Le nom de Roy Cohn revient 11 fois dans le rapport de Robert Mueller. C'est beaucoup pour un homme qui est mort il y a plus de 30 ans. Mais ça illustre l'importance que cet avocat sulfureux revêt encore aux yeux de Donald Trump. Et ça explique en partie pourquoi ce dernier a survécu jusqu'ici à des révélations qui auraient été fatales à d'autres présidents.

Roy Cohn a lui-même été un modèle de résilience. Malgré son rôle dans l'un des épisodes les plus sombres de l'histoire américaine - la chasse aux sorcières anticommuniste du sénateur Joseph McCarthy, dont il a été le bras droit en 1954 -, cet ancien procureur fédéral est parvenu à se recycler dans la pratique privée du droit à New York, sa ville natale.

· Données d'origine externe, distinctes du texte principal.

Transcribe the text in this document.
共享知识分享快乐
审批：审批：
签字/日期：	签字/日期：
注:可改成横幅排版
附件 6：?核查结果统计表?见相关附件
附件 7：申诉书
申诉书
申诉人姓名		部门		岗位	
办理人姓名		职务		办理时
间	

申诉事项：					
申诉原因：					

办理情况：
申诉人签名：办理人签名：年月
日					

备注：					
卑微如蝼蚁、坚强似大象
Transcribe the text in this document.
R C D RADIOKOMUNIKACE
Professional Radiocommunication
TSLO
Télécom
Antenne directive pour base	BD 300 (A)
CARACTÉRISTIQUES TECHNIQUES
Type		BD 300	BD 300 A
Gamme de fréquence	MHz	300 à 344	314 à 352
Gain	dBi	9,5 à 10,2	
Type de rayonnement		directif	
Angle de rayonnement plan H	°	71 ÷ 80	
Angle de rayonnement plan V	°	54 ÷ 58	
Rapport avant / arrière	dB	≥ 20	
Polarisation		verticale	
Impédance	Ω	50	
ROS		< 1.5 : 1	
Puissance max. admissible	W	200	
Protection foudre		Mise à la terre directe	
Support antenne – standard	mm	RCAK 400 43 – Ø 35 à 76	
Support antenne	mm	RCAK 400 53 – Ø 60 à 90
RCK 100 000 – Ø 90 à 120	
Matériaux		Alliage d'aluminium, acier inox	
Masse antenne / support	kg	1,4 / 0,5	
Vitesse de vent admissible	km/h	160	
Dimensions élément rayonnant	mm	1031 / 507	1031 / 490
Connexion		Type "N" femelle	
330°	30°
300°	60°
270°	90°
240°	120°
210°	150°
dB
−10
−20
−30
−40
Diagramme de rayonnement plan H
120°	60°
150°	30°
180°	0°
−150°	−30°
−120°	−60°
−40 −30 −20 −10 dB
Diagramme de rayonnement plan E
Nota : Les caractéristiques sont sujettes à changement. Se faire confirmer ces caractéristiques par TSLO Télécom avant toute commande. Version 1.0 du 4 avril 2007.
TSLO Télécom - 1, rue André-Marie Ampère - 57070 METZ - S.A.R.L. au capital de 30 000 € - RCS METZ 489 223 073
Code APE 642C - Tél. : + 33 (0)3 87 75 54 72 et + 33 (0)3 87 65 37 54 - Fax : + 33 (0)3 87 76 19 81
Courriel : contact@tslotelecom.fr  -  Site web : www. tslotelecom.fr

Parmi sa clientèle hétéroclite : l'archevêque de New York et cardinal Francis Spellman, le propriétaire des Yankees de New York, George Steinbrenner, trois chefs de la mafia new-yorkaise, dont John Gotti, et un jeune promoteur immobilier qui allait devenir président.

La première mention de Roy Cohn dans le rapport Mueller est liée à un épisode remontant au 3 mars 2017. La veille, le procureur général Jeff Sessions s'est récusé de l'enquête russe. Furieux, Donald Trump fait venir dans le bureau Ovale Don McGahn, conseiller juridique de la Maison-Blanche. Sont également présents le secrétaire général de la Maison-Blanche, Reince Priebus, et le conseiller du président Steve Bannon.

« Je n'ai pas d'avocat », rage Donald Trump en s'adressant à Don McGahn. Il ajoute, sur le même ton colérique, qu'il aimerait pouvoir compter sur un procureur général de la trempe de Roy Cohn. Priebus l'entend dire que Cohn « gagnait pour lui des causes qui n'avaient aucune chance ». Bannon note que le président décrit son ancien avocat comme « un gagnant et un combinard (fixer). »

Le président demande ensuite à McGahn de convaincre Sessions de revenir sur sa décision. Le conseiller juridique de la Maison-Blanche lui explique que les responsables de l'éthique au sein du département de la Justice ont déjà tranché la question. Remarque qui fait exploser le président.

« Tu me dis que Bobby et Jack [Kennedy] n'ont jamais parlé d'enquêtes ? Ou qu'Obama n'a jamais dit à Eric Holder sur qui enquêter ? »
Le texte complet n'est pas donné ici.